All selected MVPD employment units must respond to the audit letter, but employment units with fewer than six full-time employees have more limited response requirements. 

Failing to timely respond to the audit letter could result in a certification that the employment unit is not in compliance for 2016 with the FCC’s EEO rules, which may put an affected operator in violation of debt covenants or franchise requirements. 

If you have any questions about EEO compliance, please contact Scott Friedman at (312) 372-3930 or sfriedman@cinnamonmueller.com.

Media Bureau Releases 2016 Report on Cable Industry Prices

Report Shows 63 Percent Increase in Retransmission Consent Fees from 2013 to 2014

On October 12, 2016, the Media Bureau released its annual Report on Cable Industry Prices (“Report”).  As required by Congress, the Commission surveys 800 cable operators at random for information regarding average rates for the delivery of basic cable service, other cable programming, cable equipment and, for the first time, data on retransmission consent costs.  The data examined on basic cable television service, expanded basic service and cable equipment covers the calendar year ending January 1, 2015.

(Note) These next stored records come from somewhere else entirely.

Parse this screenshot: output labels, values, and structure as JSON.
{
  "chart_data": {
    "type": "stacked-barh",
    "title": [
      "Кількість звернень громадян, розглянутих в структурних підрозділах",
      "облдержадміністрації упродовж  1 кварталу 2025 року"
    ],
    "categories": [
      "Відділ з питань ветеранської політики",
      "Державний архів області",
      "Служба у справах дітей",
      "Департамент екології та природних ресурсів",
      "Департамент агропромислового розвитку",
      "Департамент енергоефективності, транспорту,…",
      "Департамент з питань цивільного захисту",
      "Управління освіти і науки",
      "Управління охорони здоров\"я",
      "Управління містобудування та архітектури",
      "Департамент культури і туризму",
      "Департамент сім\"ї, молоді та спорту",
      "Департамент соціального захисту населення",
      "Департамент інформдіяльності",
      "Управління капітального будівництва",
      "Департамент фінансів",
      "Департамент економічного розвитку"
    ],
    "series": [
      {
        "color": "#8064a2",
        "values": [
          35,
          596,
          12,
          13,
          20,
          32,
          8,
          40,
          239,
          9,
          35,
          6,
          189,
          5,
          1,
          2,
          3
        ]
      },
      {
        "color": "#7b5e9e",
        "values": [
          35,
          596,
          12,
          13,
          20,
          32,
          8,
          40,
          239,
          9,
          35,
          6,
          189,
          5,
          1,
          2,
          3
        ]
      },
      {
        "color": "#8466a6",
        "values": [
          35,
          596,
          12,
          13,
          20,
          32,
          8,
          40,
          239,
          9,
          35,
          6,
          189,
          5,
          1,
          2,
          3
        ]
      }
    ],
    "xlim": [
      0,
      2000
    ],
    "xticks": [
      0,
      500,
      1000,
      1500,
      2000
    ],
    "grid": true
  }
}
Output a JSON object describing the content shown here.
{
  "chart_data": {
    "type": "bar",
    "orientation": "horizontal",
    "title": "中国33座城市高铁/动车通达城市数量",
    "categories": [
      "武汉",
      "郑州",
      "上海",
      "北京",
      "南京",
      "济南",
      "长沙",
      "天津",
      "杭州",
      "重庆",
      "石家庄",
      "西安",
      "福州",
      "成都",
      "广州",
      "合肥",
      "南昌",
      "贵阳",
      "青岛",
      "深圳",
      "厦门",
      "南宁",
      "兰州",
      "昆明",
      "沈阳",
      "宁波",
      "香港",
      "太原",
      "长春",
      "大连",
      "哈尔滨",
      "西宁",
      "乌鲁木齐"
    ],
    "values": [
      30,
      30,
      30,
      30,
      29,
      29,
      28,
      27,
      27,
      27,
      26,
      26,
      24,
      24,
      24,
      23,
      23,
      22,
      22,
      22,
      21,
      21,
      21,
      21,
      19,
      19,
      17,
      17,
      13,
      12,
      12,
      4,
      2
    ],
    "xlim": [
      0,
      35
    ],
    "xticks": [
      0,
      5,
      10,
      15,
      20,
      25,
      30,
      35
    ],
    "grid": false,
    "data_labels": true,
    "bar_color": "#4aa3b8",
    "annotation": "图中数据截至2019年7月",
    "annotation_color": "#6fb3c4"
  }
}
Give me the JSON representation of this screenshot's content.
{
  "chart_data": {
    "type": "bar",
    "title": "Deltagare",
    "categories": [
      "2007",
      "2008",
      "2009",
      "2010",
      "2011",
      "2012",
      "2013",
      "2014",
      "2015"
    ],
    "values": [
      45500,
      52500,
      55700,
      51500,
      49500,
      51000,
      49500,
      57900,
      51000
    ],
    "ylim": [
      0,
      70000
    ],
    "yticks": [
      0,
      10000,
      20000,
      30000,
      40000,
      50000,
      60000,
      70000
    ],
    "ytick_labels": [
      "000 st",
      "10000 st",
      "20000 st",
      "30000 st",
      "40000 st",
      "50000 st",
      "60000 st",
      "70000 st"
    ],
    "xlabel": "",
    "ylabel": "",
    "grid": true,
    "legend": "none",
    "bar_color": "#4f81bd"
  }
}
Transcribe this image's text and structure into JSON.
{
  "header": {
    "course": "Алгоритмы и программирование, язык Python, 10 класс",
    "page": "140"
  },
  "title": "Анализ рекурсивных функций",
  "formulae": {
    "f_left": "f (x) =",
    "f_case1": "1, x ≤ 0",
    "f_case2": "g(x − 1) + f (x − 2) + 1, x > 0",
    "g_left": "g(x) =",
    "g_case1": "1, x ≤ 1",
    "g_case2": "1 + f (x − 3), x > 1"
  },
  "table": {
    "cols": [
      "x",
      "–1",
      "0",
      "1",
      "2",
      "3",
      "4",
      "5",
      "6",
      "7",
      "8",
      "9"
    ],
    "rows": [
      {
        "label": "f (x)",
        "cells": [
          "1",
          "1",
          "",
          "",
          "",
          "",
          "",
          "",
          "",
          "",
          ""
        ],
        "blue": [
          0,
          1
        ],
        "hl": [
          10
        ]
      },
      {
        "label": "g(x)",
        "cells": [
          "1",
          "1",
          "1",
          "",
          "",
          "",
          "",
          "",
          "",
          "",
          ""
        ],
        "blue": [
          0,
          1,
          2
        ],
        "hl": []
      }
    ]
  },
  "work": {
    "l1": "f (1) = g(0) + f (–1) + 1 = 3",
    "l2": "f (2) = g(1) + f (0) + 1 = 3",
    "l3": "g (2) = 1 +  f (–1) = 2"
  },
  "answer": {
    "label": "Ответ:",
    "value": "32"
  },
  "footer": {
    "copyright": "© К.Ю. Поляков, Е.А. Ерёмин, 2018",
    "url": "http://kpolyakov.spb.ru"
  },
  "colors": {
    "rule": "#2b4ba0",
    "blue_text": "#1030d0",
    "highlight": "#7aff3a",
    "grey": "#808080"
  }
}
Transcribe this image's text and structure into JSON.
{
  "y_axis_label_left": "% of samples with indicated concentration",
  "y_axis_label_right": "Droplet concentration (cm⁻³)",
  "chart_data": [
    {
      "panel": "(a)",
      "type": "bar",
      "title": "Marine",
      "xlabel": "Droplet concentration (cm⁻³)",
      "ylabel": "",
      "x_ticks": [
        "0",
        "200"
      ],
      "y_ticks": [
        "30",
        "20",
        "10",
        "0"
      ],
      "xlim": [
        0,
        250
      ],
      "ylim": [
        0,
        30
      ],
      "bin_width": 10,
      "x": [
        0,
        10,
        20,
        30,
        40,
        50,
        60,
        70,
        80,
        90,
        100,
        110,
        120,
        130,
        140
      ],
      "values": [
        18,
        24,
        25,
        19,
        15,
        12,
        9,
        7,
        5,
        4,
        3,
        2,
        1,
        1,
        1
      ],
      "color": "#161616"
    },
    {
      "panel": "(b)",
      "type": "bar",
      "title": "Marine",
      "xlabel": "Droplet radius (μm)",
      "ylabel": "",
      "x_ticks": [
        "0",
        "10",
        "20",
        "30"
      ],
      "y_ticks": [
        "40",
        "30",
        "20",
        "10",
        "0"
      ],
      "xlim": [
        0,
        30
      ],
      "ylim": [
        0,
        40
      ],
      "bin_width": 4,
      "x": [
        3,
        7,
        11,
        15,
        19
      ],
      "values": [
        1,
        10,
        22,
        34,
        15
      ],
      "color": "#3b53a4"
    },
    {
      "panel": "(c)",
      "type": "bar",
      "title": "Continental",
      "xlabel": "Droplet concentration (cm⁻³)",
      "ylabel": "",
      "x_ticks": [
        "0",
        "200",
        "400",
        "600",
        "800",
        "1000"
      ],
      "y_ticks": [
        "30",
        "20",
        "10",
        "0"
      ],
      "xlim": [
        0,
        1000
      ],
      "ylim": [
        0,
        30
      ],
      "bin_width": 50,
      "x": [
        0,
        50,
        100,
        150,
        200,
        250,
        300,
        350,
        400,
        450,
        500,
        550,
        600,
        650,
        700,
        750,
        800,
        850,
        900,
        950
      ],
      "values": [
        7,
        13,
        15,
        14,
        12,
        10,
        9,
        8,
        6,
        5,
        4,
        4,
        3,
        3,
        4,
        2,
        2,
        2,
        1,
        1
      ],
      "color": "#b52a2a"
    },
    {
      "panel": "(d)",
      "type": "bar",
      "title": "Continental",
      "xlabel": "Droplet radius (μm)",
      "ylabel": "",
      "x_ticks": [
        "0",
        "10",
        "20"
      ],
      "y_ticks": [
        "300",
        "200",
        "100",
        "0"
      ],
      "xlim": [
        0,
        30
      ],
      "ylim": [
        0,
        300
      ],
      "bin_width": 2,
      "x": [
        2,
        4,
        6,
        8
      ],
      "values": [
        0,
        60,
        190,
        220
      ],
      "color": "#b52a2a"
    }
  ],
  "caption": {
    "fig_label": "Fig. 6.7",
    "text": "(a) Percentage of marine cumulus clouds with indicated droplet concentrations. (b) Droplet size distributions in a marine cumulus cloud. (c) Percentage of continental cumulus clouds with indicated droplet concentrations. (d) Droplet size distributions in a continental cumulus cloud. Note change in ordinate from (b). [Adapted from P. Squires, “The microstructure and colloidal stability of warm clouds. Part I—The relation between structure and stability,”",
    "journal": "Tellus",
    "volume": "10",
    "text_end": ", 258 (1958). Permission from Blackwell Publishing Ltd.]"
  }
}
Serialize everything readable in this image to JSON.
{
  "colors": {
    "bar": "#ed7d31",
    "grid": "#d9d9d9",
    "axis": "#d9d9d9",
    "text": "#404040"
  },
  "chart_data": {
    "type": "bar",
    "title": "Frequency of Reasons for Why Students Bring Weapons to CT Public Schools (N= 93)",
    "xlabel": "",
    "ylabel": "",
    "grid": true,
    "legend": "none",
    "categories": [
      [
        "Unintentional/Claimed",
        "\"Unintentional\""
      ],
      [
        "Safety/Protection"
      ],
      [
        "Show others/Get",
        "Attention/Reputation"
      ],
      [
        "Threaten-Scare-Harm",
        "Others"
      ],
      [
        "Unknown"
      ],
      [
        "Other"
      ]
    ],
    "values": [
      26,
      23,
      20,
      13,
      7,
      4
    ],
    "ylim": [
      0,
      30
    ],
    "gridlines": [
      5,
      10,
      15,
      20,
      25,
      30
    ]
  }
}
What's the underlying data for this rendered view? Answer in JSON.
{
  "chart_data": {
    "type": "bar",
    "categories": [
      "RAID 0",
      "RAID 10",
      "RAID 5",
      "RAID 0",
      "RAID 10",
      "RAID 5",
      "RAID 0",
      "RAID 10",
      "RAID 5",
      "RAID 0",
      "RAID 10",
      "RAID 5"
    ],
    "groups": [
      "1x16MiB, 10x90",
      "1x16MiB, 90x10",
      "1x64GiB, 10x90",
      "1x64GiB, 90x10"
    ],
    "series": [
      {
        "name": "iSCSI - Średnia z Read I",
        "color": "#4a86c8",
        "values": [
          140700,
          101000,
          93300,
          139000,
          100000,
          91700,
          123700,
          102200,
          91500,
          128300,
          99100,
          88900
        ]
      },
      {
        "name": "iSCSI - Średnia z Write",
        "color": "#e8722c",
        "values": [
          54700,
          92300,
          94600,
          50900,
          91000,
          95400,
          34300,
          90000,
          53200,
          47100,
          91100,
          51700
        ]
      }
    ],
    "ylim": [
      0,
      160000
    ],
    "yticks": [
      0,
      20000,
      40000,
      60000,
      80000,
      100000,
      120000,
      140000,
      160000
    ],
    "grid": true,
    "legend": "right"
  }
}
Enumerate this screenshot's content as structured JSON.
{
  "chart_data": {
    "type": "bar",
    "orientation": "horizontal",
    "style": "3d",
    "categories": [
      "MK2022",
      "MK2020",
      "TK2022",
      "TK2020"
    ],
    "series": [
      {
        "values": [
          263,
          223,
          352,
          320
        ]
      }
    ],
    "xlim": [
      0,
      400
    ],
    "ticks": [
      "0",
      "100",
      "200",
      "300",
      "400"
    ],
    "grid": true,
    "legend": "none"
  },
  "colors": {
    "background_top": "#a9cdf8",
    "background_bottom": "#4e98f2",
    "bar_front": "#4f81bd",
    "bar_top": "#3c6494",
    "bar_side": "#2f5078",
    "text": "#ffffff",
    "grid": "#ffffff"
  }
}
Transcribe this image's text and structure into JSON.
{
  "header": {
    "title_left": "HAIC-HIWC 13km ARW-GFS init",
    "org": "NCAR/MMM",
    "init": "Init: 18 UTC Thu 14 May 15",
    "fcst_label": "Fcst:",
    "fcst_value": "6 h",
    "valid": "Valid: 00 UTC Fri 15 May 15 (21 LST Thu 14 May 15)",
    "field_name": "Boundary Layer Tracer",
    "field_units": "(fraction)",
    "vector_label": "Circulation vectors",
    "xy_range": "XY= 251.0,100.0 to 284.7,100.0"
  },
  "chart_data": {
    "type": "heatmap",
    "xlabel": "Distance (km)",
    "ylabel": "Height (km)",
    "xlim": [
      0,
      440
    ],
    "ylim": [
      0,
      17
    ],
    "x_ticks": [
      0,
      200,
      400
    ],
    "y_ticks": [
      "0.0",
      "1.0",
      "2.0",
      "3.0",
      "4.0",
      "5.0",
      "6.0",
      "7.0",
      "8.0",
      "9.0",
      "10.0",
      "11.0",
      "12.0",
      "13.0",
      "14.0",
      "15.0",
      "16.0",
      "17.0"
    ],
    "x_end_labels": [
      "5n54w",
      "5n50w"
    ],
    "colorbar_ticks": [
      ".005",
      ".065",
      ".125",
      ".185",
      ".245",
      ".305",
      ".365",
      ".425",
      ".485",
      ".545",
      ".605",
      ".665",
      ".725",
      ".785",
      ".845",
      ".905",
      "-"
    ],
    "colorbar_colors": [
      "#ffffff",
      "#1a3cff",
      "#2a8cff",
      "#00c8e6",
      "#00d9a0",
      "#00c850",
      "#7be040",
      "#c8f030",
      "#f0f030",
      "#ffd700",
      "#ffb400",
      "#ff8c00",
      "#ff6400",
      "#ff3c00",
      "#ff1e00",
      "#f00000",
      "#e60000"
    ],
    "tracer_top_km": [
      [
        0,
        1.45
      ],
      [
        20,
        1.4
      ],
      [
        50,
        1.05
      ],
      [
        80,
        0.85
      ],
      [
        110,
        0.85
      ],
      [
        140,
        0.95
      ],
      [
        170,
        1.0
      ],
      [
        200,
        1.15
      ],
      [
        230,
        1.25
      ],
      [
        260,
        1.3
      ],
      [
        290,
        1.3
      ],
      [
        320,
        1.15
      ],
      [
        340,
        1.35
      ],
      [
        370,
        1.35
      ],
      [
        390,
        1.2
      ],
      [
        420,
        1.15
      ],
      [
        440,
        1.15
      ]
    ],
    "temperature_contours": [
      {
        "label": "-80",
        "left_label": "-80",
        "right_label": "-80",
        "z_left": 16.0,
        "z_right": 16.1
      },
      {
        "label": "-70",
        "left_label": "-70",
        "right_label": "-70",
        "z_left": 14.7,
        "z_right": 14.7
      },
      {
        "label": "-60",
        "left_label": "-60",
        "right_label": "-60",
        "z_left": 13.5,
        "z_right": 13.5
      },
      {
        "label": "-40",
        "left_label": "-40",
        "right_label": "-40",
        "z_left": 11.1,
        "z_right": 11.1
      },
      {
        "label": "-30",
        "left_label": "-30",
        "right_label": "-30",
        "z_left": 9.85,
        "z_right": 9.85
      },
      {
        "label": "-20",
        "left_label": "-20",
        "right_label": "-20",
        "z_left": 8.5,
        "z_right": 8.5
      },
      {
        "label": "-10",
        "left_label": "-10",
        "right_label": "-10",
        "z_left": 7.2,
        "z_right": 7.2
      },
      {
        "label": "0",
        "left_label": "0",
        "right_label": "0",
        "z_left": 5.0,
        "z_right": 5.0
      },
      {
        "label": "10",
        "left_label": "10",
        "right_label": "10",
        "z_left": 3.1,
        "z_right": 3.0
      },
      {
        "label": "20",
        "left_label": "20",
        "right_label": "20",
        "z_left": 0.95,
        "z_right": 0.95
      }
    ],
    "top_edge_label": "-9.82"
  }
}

Although the FCC has been surveying cable industry prices for decades, in the STELA Reauthorization Act of 2010, Congress directed it to include retransmission consent fees as part of its price survey.  For this purpose, respondents were asked to include data for at least two calendar years in which full year data would be available; in this case, 2013 and 2014.  The Report finds that retransmission consent costs increased by 63 percent over that time, from almost $7.8 million in 2013 to over $12.7 million in 2014.  The Report further finds that, on a station basis, the monthly fee per subscriber per broadcast station was 75 cents in 2013 and $1.07 in 2014, representing a 43 percent annual increase in retransmission compensation.  The average number of broadcast stations carried pursuant to retransmission consent by a cable system also increased by 1.2 percent.  At the same time that retransmission consent costs were increasing dramatically, the average number of subscribers per cable system that were subject to retransmission consent compensation decreased by 1.7 percent. 

The Report also indicates that although prices for expanded basic services continue to increase, they are increasing at a slower rate for operators facing effective competition, as compared to those that do not.  Among the effective competition subgroups, operators facing effective competition from a cable overbuilder had the highest rate of price increase, at just over 10 percent, whereas rates from operators facing effective competition from DBS showed the lowest rate of price increase at 1.3 percent.  The Report explains this reversal of previous trends by noting that the DBS subgroup constitutes over two-thirds of all effective competition findings and therefore has considerable weight in the average price.  The subgroup tends to contain larger systems that on average carry more channels.  The price for expanded basic charge by cable operators in the DBS subgroup is significantly higher, by 3.8 percent, than the noncompetitive average, however, the price per channel for expanded basic is lower for this group by 1.7 percent.  Although cable operators’ expanded basic service prices on average were lower than the comparable DIRECTV Choice package, DISH’s America’s Top 120 plus plan underpriced the cable average, though it offers almost 55 fewer channels than cable.

Earlier this year, the Commission adopted a rebuttable presumption of effective competition that cable operators are subject to the competing provider effective competition test based upon the ubiquity of DBS competitors in the MVPD marketplace.  The rebuttable presumption does not affect the data in this report, but will impact the way the Commission collects and reports their data in the 2017 report.